Behavioral intention: The degree to which a person has formulated conscious plans to perform or not perform some specified future behavior.

Computer anxiety: The degree of an individual’s apprehension, or even fear, when she/he is faced with the possibility of using computers.

Computer playfulness: The degree of cognitive spontaneity in microcomputer interactions.

Computer self-efficacy: The degree to which an individual beliefs that he or she has the ability to perform specific task/job using computer.

Effort expectancy: The degree of ease associated with the use of the system.

Facilitating conditions: The degree to which an individual believes that an organizational and technical infrastructure exists to support use of the system.

Image: The degree to which use of an innovation is perceived to enhance one’s status in one’s social system.

Job relevance: Individual’s perception regarding the degree to which the target system is relevant to his or her job.

Objective usability: A comparison of systems based on the actual level (rather than perceptions) of effort required to complete specific tasks.

Output quality: The degree to which an individual believes that the system performs his or her job tasks well.

Performance expectancy: The degree to which an individual believes that using the system will help him or her to attain gains in job performance.

Perceived ease of use: See the definition of effort expectancy.

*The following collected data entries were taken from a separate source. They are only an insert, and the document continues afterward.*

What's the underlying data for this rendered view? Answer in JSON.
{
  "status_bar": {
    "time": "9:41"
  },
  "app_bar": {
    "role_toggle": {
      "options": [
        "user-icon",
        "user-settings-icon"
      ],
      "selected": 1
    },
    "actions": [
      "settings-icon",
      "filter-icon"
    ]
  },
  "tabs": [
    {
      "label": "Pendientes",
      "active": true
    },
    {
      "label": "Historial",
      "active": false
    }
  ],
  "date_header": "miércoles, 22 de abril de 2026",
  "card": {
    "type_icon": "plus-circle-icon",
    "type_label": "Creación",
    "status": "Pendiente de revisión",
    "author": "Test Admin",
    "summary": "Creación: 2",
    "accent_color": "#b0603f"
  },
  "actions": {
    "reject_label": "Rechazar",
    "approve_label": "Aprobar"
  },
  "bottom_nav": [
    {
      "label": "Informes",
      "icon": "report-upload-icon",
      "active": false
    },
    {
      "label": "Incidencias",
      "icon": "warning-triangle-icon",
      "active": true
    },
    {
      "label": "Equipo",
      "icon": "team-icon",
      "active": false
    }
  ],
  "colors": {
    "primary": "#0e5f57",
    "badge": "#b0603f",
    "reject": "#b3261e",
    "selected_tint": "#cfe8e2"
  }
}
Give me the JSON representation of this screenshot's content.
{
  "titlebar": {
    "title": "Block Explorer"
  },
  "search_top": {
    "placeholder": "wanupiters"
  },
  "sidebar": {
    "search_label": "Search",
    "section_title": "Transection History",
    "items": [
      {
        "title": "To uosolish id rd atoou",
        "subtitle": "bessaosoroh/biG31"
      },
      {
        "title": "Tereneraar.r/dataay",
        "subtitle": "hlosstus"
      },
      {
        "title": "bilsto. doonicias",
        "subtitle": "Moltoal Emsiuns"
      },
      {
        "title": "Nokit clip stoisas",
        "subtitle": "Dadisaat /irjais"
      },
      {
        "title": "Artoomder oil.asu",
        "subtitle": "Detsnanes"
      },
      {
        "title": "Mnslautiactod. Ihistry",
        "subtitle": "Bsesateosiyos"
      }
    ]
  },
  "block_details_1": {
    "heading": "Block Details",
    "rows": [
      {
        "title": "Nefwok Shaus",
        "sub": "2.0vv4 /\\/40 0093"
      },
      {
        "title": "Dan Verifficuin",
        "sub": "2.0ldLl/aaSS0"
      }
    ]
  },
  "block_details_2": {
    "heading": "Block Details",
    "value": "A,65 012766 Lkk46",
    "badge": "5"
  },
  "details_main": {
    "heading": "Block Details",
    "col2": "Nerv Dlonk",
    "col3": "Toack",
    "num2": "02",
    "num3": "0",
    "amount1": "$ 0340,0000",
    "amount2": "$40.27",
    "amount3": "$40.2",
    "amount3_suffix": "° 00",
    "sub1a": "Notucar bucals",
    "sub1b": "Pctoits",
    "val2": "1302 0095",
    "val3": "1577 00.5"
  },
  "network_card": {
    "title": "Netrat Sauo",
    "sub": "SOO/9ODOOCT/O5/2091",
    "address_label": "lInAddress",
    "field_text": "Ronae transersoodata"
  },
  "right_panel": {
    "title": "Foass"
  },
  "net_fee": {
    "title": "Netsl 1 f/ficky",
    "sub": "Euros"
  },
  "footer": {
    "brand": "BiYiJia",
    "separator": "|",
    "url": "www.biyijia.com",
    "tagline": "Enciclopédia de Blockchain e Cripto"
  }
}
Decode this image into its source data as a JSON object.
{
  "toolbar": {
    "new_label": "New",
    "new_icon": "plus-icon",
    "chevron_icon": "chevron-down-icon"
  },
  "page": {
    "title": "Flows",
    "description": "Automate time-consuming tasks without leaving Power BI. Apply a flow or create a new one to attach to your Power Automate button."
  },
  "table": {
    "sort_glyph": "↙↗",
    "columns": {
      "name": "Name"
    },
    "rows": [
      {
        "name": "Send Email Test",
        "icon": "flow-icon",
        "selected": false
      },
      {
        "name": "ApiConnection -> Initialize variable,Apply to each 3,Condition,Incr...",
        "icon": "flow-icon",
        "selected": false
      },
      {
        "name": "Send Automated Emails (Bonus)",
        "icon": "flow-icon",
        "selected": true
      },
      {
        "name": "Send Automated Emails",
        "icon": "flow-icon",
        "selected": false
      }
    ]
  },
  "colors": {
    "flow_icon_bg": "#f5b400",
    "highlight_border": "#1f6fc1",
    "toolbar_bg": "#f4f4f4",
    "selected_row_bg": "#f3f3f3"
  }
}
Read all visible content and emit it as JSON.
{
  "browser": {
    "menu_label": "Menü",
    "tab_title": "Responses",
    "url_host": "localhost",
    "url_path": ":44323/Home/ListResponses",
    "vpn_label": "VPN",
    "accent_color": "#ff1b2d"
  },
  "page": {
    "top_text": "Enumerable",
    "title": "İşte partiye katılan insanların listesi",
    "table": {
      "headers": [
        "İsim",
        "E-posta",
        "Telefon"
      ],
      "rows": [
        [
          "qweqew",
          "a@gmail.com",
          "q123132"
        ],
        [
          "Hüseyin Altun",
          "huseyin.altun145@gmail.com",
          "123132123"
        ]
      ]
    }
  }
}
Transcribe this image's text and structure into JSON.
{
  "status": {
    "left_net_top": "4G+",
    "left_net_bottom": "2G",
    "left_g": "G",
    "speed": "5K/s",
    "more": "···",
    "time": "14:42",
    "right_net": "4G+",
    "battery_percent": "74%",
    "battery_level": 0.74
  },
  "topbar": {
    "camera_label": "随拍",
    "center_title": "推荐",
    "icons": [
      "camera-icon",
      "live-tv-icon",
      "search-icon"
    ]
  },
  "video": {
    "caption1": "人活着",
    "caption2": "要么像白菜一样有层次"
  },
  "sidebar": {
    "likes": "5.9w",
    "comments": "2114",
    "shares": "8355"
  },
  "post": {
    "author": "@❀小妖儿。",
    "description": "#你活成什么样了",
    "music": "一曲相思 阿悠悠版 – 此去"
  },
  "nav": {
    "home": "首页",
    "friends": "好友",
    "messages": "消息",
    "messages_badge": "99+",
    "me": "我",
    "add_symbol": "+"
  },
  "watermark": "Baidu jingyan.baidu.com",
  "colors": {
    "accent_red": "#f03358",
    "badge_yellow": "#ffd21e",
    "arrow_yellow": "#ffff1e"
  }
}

Perceived enjoyment: The extent to which the activity of using a specific system is perceived to be enjoyable in it’s own right, aside from any performance consequences resulting from system use.

Perceived usefulness: See the definition of performance expectancy.

Perception of external control: See the definition of facilitating conditions.

Result demonstrability: Tangibility of the results of using the innovation.

Social influence: The degree to which an individual perceives that important others believe he or she should use the new system.

Subjective norm: Person’s perception that most people who are important to him think he should or should not perform the behavior in question.

Voluntariness: The extent to which potential adopters perceive the adoption decision to be non-mandatory.